System configured to monitor the motor activity of a person’s lower limbs
Wearable sensor system for home monitoring of involuntary walking blocks of patients suffering from neurophysiological diseases (such as Parkinson’s). The devices cooperate in a Master-Slave configuration to record and process information in real-time, signalling the possible occurrence of the block that could cause a fall.
The hardware consists of two wearable devices to be fixed on the legs, which include sensors, memory, computing and wireless communication units, and a battery. One acts as a Master the other as a Slave: data acquisition takes place in parallel, but processing takes place only on the Master, which wirelessly receives the data from the Slave, processes these together with other captured data, stores them in its memory and transmits the data wirelessly to an external computer for off-line processing and sharing of the electronic diary in the cloud. The algorithms robustly recognise specific motor symptoms, such as involuntary blocking, in real-time. This ensures that the patient can be promptly sent sensory feedback which, according to clinical studies, can help him to relax the state of involuntary block, preventing the fall. Motor symptom data is stored on the built-in memory by creating an electronic diary. To increase the battery life, an algorithm is implemented that recognises the sitting and lying positions, bringing the components to stand-by.

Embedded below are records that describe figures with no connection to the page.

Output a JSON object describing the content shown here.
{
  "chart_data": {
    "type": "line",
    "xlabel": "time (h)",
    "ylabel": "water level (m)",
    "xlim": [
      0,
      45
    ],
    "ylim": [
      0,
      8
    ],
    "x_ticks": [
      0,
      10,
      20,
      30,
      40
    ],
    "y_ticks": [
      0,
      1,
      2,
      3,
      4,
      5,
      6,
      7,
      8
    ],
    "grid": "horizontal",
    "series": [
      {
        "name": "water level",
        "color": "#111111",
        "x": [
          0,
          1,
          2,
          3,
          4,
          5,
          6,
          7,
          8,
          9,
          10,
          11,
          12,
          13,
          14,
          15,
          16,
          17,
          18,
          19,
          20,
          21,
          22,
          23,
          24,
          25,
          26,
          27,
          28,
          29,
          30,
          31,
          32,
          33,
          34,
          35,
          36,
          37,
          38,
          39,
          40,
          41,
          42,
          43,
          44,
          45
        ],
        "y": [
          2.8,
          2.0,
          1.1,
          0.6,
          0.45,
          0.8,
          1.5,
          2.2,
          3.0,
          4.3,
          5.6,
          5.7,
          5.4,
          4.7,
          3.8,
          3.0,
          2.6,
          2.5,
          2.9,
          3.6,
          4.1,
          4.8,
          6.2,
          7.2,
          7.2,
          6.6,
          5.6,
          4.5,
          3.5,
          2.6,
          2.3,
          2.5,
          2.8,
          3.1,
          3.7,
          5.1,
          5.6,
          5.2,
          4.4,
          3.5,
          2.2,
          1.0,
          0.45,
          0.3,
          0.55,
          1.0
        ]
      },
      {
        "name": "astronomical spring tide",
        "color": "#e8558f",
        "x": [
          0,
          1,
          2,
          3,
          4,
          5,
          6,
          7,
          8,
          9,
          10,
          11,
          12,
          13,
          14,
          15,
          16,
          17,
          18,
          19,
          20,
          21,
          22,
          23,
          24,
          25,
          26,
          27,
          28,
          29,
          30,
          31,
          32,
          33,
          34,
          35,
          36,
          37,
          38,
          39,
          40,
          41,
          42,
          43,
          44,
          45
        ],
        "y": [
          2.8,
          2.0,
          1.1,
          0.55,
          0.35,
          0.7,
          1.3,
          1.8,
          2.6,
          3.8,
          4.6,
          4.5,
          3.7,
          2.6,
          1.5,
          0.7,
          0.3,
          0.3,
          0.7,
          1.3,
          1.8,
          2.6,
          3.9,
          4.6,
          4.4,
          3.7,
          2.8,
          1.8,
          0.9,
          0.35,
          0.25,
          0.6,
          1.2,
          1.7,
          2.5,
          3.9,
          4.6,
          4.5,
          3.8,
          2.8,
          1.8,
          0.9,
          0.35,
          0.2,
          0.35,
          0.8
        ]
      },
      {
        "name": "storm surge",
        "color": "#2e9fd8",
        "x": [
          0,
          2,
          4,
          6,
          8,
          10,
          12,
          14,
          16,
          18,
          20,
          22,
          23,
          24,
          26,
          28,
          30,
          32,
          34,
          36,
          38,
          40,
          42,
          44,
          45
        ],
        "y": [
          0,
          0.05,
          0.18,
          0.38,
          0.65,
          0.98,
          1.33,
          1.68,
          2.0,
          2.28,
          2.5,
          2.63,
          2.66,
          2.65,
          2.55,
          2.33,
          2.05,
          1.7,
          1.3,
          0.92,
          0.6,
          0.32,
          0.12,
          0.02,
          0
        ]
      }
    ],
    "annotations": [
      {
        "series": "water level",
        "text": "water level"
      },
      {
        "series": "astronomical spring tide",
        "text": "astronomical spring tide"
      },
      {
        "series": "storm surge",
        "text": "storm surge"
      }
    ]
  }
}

- Collection of objective motor information for a long time and during everyday life;
- Monitoring of patients on a large territorial, social and environmental scale can find application in a statistical tool for epidemiological study relating to specific diseases;
- Smart Health technologies related to the Internet of Things.
- Daily home monitoring, better definition of the clinical picture;
- Reduction of hospitalisations for falls or trauma;
- Rationalisation of costs related to the use of medical staff and drugs.